Australia Markets open in 49 mins

Warning of IoT security 'reckoning' ahead

Luke Costin

A risky culture of chasing profits at the expense of protecting customers will bring a "reckoning" on internet security for tech companies and users, the European Union's former top police officer says.

Rob Wainwright, who stepped down this month after nine years as the director of EU police agency Europol, said manufacturers of internet-capable devices have followed an overwhelming commercial imperative to be first to market and to get their latest inventions out as quickly as possible.

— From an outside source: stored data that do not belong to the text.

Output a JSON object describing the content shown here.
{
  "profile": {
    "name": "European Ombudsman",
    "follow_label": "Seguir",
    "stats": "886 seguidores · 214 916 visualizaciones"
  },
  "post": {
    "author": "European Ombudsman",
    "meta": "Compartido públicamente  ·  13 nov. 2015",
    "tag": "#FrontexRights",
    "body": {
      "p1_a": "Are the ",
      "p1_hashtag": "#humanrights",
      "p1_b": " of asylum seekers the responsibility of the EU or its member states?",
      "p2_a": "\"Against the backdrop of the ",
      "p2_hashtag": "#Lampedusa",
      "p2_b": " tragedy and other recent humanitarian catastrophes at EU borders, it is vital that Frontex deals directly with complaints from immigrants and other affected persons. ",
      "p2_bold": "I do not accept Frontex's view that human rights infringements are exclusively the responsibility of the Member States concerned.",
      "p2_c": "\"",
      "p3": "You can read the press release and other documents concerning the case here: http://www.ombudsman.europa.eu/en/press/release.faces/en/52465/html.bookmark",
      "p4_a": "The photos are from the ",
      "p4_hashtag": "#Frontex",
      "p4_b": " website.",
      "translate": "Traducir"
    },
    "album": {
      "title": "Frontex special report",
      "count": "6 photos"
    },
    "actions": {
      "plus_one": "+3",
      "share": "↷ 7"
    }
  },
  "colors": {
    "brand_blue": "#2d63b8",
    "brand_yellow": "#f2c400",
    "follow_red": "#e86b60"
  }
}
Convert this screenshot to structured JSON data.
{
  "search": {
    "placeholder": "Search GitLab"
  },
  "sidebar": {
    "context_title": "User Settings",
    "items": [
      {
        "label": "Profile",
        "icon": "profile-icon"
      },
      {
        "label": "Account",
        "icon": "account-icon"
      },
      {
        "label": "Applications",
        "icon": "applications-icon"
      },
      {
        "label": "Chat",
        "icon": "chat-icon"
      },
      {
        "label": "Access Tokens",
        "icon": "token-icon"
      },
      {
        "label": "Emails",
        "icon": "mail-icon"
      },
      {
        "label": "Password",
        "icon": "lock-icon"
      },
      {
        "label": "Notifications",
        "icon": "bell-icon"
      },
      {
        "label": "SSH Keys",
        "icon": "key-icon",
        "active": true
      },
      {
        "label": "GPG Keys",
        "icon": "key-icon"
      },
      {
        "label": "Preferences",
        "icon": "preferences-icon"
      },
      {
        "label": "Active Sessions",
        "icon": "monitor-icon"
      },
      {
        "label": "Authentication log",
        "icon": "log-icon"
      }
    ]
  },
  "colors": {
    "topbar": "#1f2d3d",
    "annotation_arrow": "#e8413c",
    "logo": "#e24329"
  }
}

"As for security, it's 'let's release now and patch later' or very often 'release now and don't patch at all'," the former British intelligence analyst told the CeBIT Australia technology conference in Sydney on Tuesday.

"That has to change.

"There will be reckoning around how the internet is made more secure in the future."

Symantec's chief technology officer Hugh Thompson told the conference the "weaponising" of the internet of things has gone from something that could make a really good novel to a daily issue.

Internet-capable devices can be operated remotely, whether it be to inflict large-scale digital sieges, spy on users or operate in a dangerous fashion.

"It's becoming commonplace now to have pedestrian objects, such as your washing machine, connect to the internet," Dr Thompson said.

"These devices ... have moving parts, heating elements and can potentially flood the home."

Complicating the matter, most people can't sense danger on the internet as they can when walking in a rough neighbourhood, Dr Thompson said.

The cybersecurity executive suggested businesses make it easier for users to understand risks by placing labels on connected devices - similar to nutrition panels on food packs - that clearly identify potential cyber threats.

"They can see the utility, they can see the price but what about risk?" he said.

"When I look at a nutrition label ... I can say that candy bar is very delicious but maybe I shouldn't eat it.

"We can do the same thing with IoT devices."